Share

Profeti di speranza in un Paese lacerato

Il rapimento di monsignor Faraj Rahho, vescovo di Mosul, evidenzia la drammatica situazione dei cristiani iracheni. Intervista a don Renato Sacco di Pax Christi Italia

5 Giugno 2008

04/03/2008

a cura di Daniele ROCCHI

«Ci ha accolto a Karamles quando siamo arrivati con la delegazione di Pax Christi. Era consapevole che la vita per i cristiani a Mosul non era tranquilla. Mi disse che aveva ricevuto parecchie minacce, ma che non potevano impedirgli di stare in mezzo alla gente. “Non possiamo restare chiusi in casa – diceva – non posso abbandonare i miei fedeli. Non si può cedere alla logica della paura”».

Don Renato Sacco di Pax Christi Italia – che ha fatto parte della delegazione internazionale recatasi recentemente in visita in Iraq – traccia il ricordo di monsignor Faraj Rahho, arcivescovo di Mosul, rapito venerdì 29 febbraio da un gruppo armato che ha ucciso le tre persone che erano con lui. Il rapimento, il secondo di un vescovo cattolico in Iraq, e l’assassinio sono il paradigma della condizione in cui versano le comunità cristiane irachene, minacciate, costrette alla fuga, nel silenzio quasi totale della comunità internazionale.
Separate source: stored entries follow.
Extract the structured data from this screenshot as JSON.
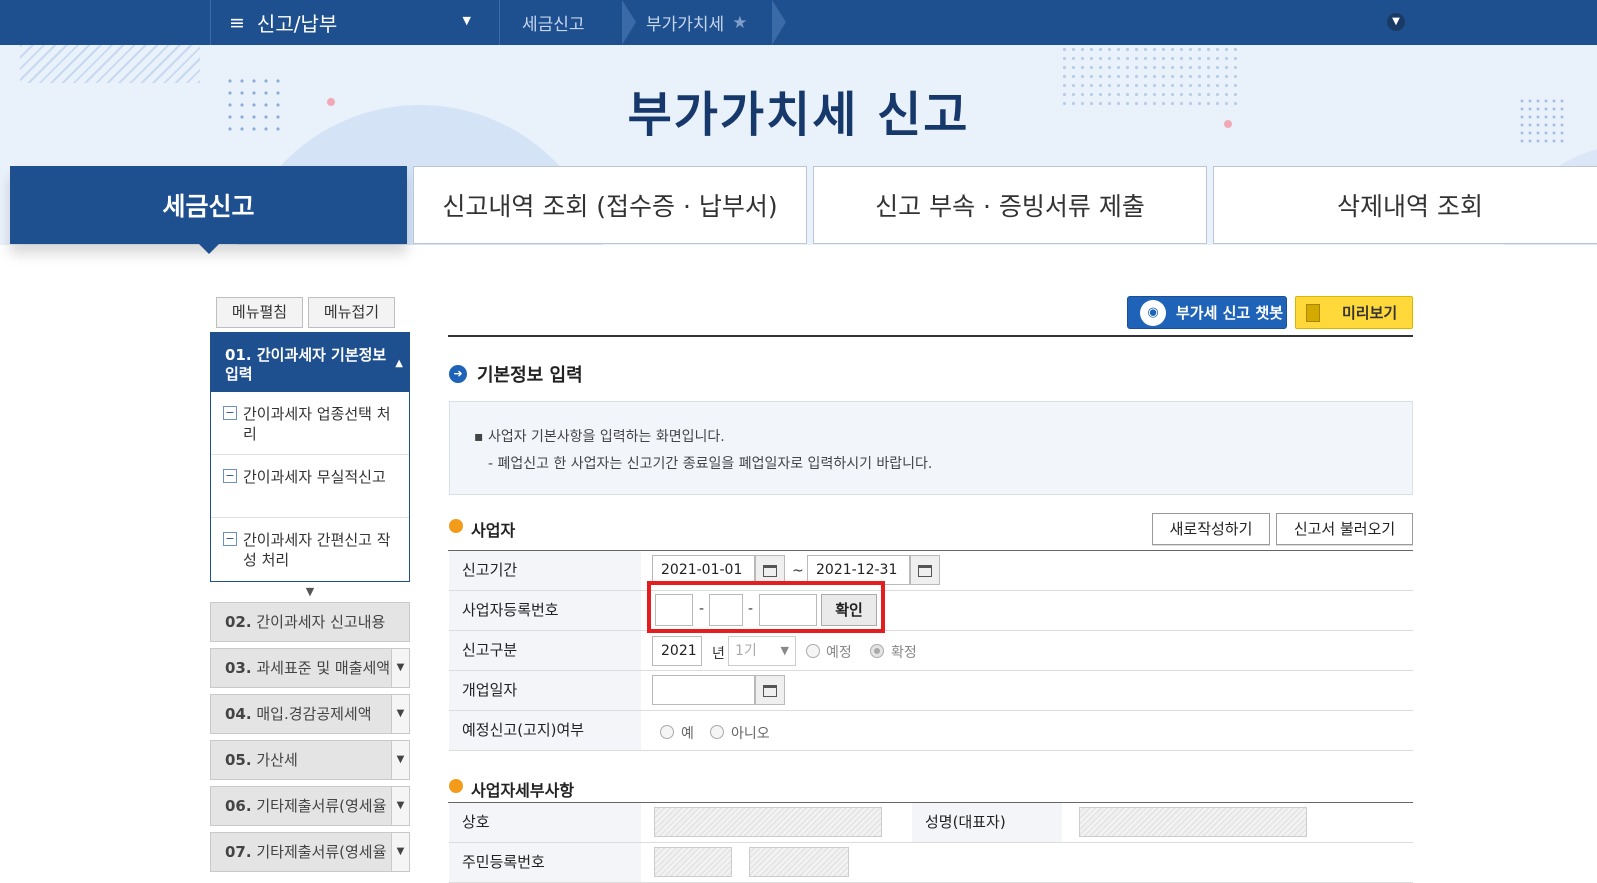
{
  "topnav": {
    "menu_icon": "hamburger-icon",
    "menu_label": "신고/납부",
    "crumbs": [
      "세금신고",
      "부가가치세"
    ]
  },
  "page_title": "부가가치세 신고",
  "tabs": [
    "세금신고",
    "신고내역 조회 (접수증 · 납부서)",
    "신고 부속 · 증빙서류 제출",
    "삭제내역 조회"
  ],
  "side_controls": {
    "expand": "메뉴펼침",
    "collapse": "메뉴접기"
  },
  "side_menu": {
    "active_num": "01.",
    "active_title": "간이과세자 기본정보 입력",
    "sub_items": [
      "간이과세자 업종선택 처리",
      "간이과세자 무실적신고",
      "간이과세자 간편신고 작성 처리"
    ],
    "sections": [
      {
        "num": "02.",
        "label": "간이과세자 신고내용"
      },
      {
        "num": "03.",
        "label": "과세표준 및 매출세액"
      },
      {
        "num": "04.",
        "label": "매입.경감공제세액"
      },
      {
        "num": "05.",
        "label": "가산세"
      },
      {
        "num": "06.",
        "label": "기타제출서류(영세율"
      },
      {
        "num": "07.",
        "label": "기타제출서류(영세율"
      }
    ]
  },
  "header_buttons": {
    "chatbot": "부가세 신고 챗봇",
    "preview": "미리보기"
  },
  "main": {
    "section_title": "기본정보 입력",
    "notice": [
      "▪ 사업자 기본사항을 입력하는 화면입니다.",
      "- 폐업신고 한 사업자는 신고기간 종료일을 폐업일자로 입력하시기 바랍니다."
    ],
    "business_section": "사업자",
    "new_button": "새로작성하기",
    "load_button": "신고서 불러오기",
    "fields": {
      "period_label": "신고기간",
      "period_start": "2021-01-01",
      "period_sep": "~",
      "period_end": "2021-12-31",
      "regno_label": "사업자등록번호",
      "regno_dash": "-",
      "confirm_button": "확인",
      "type_label": "신고구분",
      "type_year": "2021",
      "type_year_suffix": "년",
      "type_term": "1기",
      "type_opt1": "예정",
      "type_opt2": "확정",
      "opendate_label": "개업일자",
      "prelim_label": "예정신고(고지)여부",
      "prelim_yes": "예",
      "prelim_no": "아니오"
    },
    "detail_section": "사업자세부사항",
    "detail_fields": {
      "trade_name": "상호",
      "rep_name": "성명(대표자)",
      "resident_no": "주민등록번호"
    }
  }
}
Quanto accaduto a mons. Rahho e ai tre giovani che erano con lui ripropone con crescente drammaticità la condizione in cui versa la minoranza cristiana irachena…
L’unica strada per sconfiggere la violenza è l’incontro e il dialogo: è la lezione di monsignor Rahho. Per questo speriamo che possa essere liberato e tornare a essere, con la sua gente, segno di speranza e di pace. Va anche sottolineata la grande testimonianza dei tre giovani che erano con lui, che lo accompagnavano nei suoi spostamenti senza mai lasciarlo solo. La situazione dei cristiani resta drammatica. Nel corso della visita nel nord iracheno abbiamo incontrato trenta comunità di profughi composte da persone rapite e poi liberate, percosse, minacciate perfino anche attraverso mail e sms. A migliaia sono fuggiti, specie da Baghdad e Mosul. I profughi non hanno lavoro e non possiedono nulla. Il costo della vita è alto, la benzina supera il dollaro al litro, non c’è elettricità, i generatori funzionano, ma a costi elevati…
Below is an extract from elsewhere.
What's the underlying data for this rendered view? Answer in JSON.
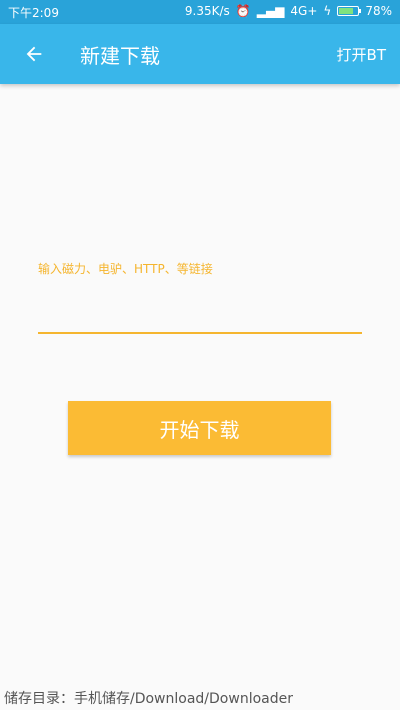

Davanti a questa realtà esiste un futuro per i cristiani in Iraq?
I cristiani non devono cadere nel vittimismo, anche se la loro tragedia si tocca con mano. Non dobbiamo essere profeti di sventura e cadere nella tentazione di dire che per i cristiani non c’è più spazio in Iraq, che sono perseguitati e che il Paese non esiste più. Così facendo toglieremmo ancora più ossigeno a chi vive lì e a chi vuole restare per lavorare e recuperare speranza, fiducia e profezia. Non vogliamo soccombere, ma essere profeti di speranza.
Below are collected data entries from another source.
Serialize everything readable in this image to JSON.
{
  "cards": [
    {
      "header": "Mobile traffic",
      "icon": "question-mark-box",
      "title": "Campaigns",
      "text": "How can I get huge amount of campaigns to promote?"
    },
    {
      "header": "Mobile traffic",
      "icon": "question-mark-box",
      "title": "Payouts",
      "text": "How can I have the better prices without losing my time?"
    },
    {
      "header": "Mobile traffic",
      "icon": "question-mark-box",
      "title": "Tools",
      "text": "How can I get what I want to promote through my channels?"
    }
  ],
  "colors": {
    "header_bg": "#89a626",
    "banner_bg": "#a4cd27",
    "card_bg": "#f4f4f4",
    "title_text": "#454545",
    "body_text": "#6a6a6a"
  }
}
Cosa potrebbero fare governo iracheno e comunità internazionale?
Entrambi devono ricordare che ci sono profughi e rifugiati che non vanno lasciati soli, ma messi nelle condizioni di restare nel proprio Paese implementando la cura e l’assistenza materiale. Non abbiamo visto organizzazioni umanitarie agire per questi profughi, che hanno solo l’aiuto del Kurdistan. Il rispetto dei loro diritti non deve passare per regali. Purtroppo l’attenzione è rivolta alla spartizione delle ricchezze petrolifere e territoriali irachene. Anche le Chiese con i loro vescovi devono richiamare l’attenzione ai bisogni dei rifugiati poiché quando costoro intuiscono uno spiraglio di miglioramento il primo pensiero è quello di rientrare. E un ritorno dei cristiani nei luoghi di origine equivarrebbe a reinserire nella vita del Paese quei valori di perdono e di riconciliazione che vengono loro riconosciuti.